The report is mandated to describe in detail the decisions at all levels that led to the use of torture. The report hopefully will address the decision-making process, the rationales provided for bending US law and international obligations under the Convention Against Torture, and the pattern and practice of the use of torture by the US military, government agencies and private contractors.
This report needs to be released to the public with as few redactions as possible, in order to provide accountability for torture and the human rights violations that have occurred in the recent years. Additionally, a public release of this report will provide a much-needed check against similar abuses occurring now or in the future.
Are you still disgusted that Allen West, a self-admitted torturer, was elected to Congress? Heartsick over the fact that our nation, which once was the driving force behind the Universal Declaration of Human Rights in the UN, actually violated the UN Convention Against Torture?
Well, you can spend 5 minutes and push back just a little. We are asking California and Maine residents to push for public release of the report. If you are from California or Maine, or have any connection to staffers or others who can influence Senators Diane Feinstein and Olympia Snowe, please contact their offices today via phone and/or email, and urge them to see that not only is the report accepted by the committee, but that it is also released to the public with as few redactions as possible.
Senator Diane Feinstein is the Chair of the Senate Select Committee on Intelligence.
Phone number: (202) 224-3841
Email form link: https://www.feinstein.senate.gov/...
Senator Olympia Snowe is a member of the SSCI, and is also a lame duck Senator. She is a rational (if conservative) person who might be persuaded to do the right thing.
Phone number: (202) 224-5344
Email form link: http://www.snowe.senate.gov/...
Please do not contact their offices unless you are willing to do so respectfully.
We're trying to convince them, not berate them!
Here is sample email text for you to use:
Dear Senator ,
As your constituent, I am writing to urge you to support the public release, with as few redactions as possible, of the forthcoming report by the Senate Select Committee on Intelligence on the Central Intelligence Agency’s (CIA) detention and interrogation program.

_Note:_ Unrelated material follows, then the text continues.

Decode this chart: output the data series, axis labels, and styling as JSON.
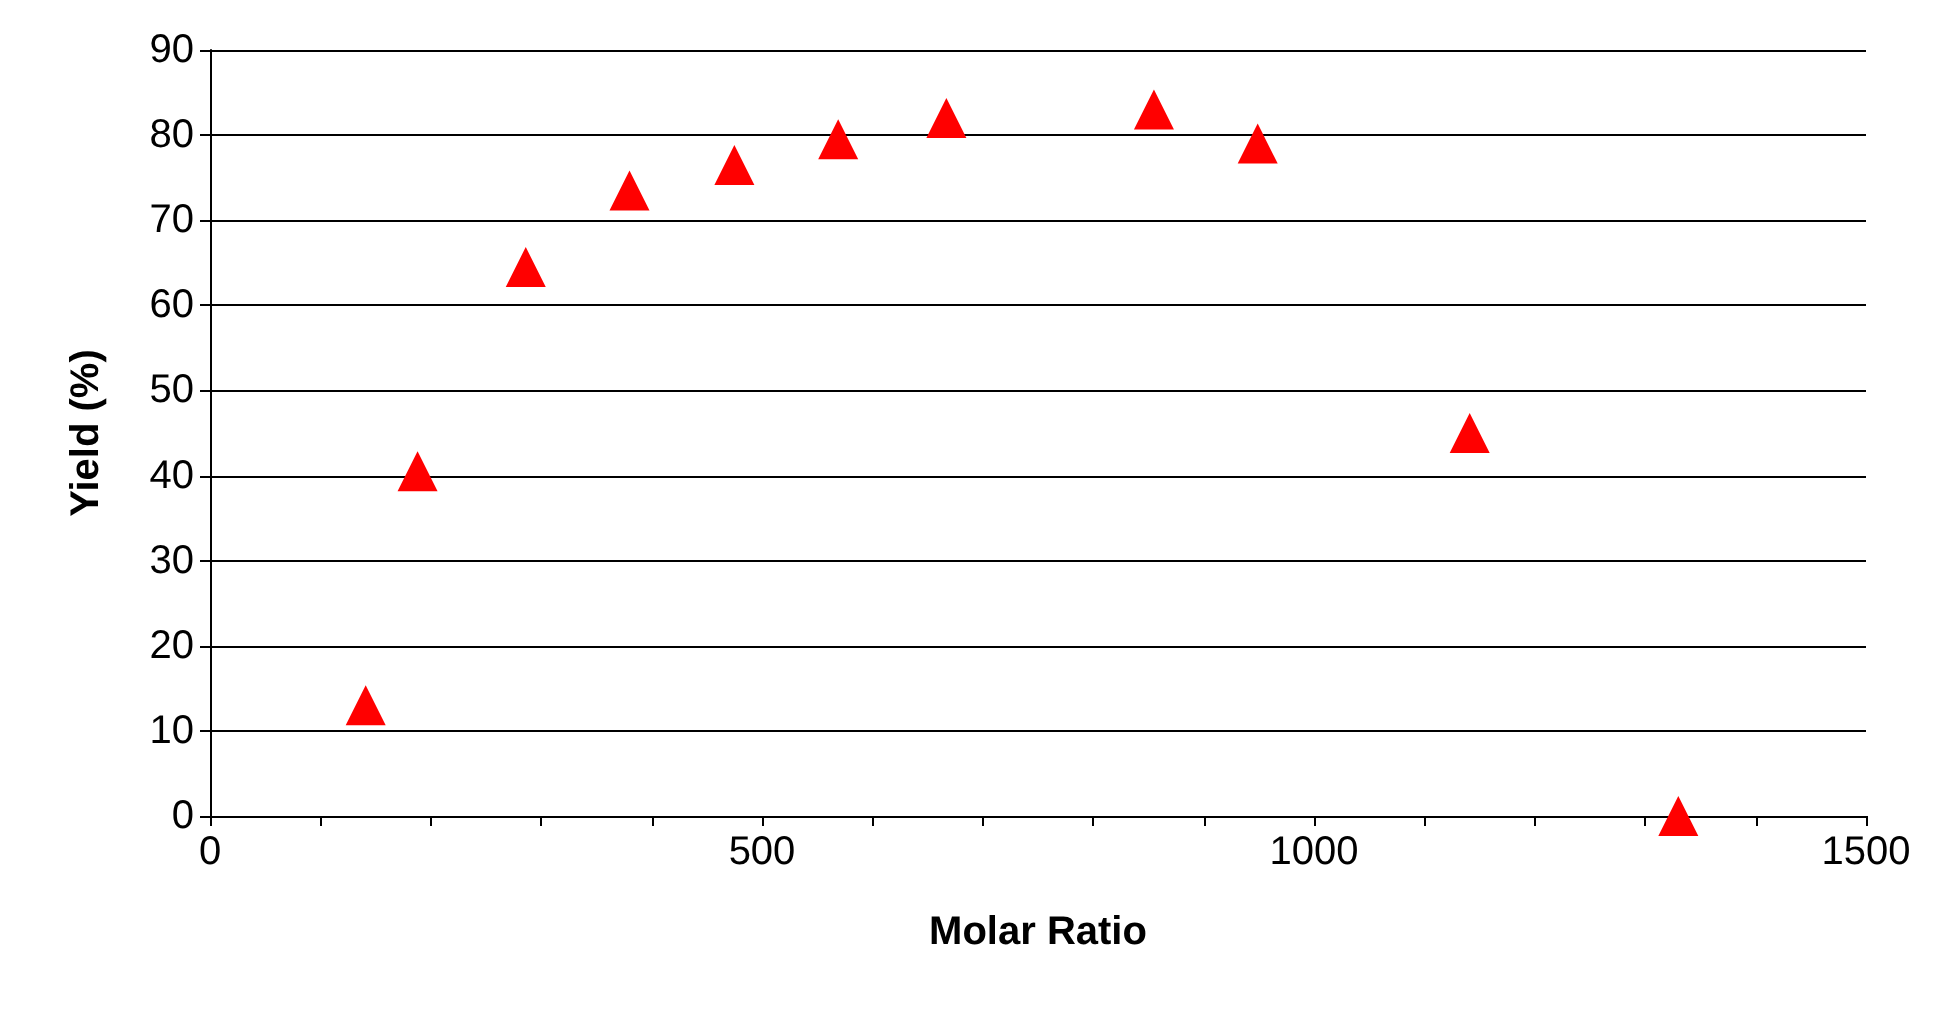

I support the Committee’s ongoing effort to investigate and establish the facts surrounding the CIA interrogation, rendition, and detention programs. These issues have been the subject of intense speculation and debate, and the absence of a comprehensive examination of the facts based on the actual historical record has been extremely corrosive and divisive.

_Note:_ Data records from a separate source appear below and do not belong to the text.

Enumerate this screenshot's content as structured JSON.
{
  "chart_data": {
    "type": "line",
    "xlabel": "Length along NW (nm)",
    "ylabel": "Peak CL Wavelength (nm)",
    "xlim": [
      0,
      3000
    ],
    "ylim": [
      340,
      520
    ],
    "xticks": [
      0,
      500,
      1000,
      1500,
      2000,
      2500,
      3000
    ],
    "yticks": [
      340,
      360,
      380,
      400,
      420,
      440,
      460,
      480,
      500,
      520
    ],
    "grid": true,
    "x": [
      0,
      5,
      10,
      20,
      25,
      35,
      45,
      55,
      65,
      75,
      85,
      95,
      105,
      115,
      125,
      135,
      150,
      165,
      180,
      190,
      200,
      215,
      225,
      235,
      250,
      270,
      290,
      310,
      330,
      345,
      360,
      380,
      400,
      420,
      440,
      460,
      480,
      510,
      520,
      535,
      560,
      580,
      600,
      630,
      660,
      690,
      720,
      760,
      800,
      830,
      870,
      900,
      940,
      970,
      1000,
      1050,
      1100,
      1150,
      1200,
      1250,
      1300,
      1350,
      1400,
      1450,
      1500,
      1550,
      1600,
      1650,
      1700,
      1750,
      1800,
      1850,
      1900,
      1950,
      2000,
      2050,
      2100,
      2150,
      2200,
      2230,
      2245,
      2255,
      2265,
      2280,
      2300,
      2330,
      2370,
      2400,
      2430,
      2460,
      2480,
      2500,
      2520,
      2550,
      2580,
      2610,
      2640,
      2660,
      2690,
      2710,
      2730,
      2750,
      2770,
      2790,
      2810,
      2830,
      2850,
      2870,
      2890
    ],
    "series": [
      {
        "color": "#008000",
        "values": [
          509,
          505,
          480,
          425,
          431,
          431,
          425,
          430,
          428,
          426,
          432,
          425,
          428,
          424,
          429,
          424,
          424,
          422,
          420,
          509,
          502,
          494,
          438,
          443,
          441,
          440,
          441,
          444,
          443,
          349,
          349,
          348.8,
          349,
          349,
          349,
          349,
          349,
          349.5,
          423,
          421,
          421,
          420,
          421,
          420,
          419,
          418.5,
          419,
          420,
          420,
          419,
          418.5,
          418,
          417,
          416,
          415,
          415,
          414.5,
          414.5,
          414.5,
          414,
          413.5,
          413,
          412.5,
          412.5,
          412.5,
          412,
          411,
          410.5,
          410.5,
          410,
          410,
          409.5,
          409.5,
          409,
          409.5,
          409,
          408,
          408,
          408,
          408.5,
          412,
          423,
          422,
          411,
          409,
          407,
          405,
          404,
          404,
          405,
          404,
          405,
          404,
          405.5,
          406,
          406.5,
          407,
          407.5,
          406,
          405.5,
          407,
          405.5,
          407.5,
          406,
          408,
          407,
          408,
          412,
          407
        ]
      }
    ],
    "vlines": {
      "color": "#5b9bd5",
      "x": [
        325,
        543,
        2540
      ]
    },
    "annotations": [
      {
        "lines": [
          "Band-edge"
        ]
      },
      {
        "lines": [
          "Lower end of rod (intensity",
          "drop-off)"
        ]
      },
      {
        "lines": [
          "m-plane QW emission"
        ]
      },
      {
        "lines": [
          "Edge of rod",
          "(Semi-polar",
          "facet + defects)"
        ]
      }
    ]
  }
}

Under the UN Convention Against Torture and other human rights treaties, survivors of human rights violations, as well as the public, have a right to know the truth about the U.S. government’s involvement in torture and cruel treatment of detainees following the September 11, 2001 terror attacks. A public release of the CIA torture report is a critical and responsible step toward accountability for human rights violations, and a much-needed check against similar abuses occurring now or in the future.
There can be no justification for continuing to deny survivors and the public the facts. As you know, the bipartisan Senate Armed Services Committee Report on the role of the Department of Defense in detainee abuses has already been made public.
Thank you for your consideration of this important matter.
Sincerely,
Torture is perhaps the most fundamental violation of human rights. Torture does not just to break the spirit of the individual, but isolates and fragments societies. It corrupts and spreads in institutions even if initially allowed only at the margins for those we consider the most dangerous and reprehensible. It produces unreliable intelligence and it violates our core principles as a civilization. And, sadly, more and more Americans approve of torture:
http://www.aaiusa.org/...
(Disclaimer: This action alert originates with the National Consortium of Torture Treatment Programs, a consortium of US non-profit organizations that provide services to victims of torture, especially asylum seekers and refugees, and which works to document and prevent the use of torture. I am affiliated with a member organization.)